CFTC data for the week ending Nov. 7 show that non-commercial accounts, often seen as a broad grouping of hedge funds and speculators, grew their net short position in five-year Treasury futures by 231,795 contracts to 1.42 million.
That is a record weekly bearish shift, breaking the previous record of 182,686 in the prior week.
Leveraged funds - those more likely to be active in the basis trade - grew their net short position by 149,000 contracts to 2.08 million, a new record. This is the first break through 2 million, and the position has doubled since March.
In the two-year space, non-commercial accounts grew their net short position slightly to a new record 1.454 million contracts, and leveraged funds’ net short position rose substantially to 1.716 million contracts, also a new record.
A short position is essentially a bet that an asset’s price will fall, and a long position is a bet that it will rise. Falling prices for bonds indicate higher yields, and vice versa.
But funds play Treasuries futures for other reasons, such as the basis trade that regulators this year have flagged as a potential financial stability risk. The difference between cash bond and futures prices is tiny, but funds make their money from leverage in the repo market and the sheer volume of trade.
Overnight repo rates have been steady in recent weeks around 5.35%-5.40%, hovering close to the mid-point of the 5.25%-5.50% federal funds target range, as you would expect.
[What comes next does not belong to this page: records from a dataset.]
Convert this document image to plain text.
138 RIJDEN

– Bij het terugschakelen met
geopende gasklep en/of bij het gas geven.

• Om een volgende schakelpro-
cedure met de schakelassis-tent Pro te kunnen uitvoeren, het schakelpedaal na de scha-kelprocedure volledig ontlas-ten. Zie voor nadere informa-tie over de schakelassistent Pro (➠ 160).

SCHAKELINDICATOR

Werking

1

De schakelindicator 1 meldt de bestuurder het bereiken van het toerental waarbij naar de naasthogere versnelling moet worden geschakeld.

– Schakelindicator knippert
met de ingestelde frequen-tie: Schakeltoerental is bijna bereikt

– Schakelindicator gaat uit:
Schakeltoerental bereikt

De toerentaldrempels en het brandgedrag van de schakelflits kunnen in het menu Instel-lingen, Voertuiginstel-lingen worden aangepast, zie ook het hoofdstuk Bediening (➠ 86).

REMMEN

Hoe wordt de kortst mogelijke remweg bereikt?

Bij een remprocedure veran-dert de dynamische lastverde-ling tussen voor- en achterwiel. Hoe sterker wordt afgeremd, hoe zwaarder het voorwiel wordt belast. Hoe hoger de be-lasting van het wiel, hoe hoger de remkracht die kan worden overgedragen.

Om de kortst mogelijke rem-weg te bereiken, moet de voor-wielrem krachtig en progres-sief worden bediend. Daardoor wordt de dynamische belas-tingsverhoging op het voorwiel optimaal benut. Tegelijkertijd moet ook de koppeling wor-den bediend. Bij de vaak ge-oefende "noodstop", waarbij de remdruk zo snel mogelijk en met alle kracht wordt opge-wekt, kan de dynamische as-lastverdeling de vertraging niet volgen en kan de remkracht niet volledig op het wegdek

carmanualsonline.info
Primary dealers’ general collateral overnight lending has risen in recent months, but not dramatically.
If softer inflation and a more dovish U.S. central bank keep yields under downward pressure, funds’ short Treasuries position is likely to come under increasing pressure too.
Economists at Bank of America on Tuesday changed their Fed call and no longer expect a final rate hike in the current tightening cycle, and the bank’s rates strategists recommend going long five-year Treasuries.
“We now think that the hiking cycle is over. The price action today is consistent with our recommendation to be long the UST 5-year point and in 5s30s nominal curve steepeners,” they wrote in a note to clients.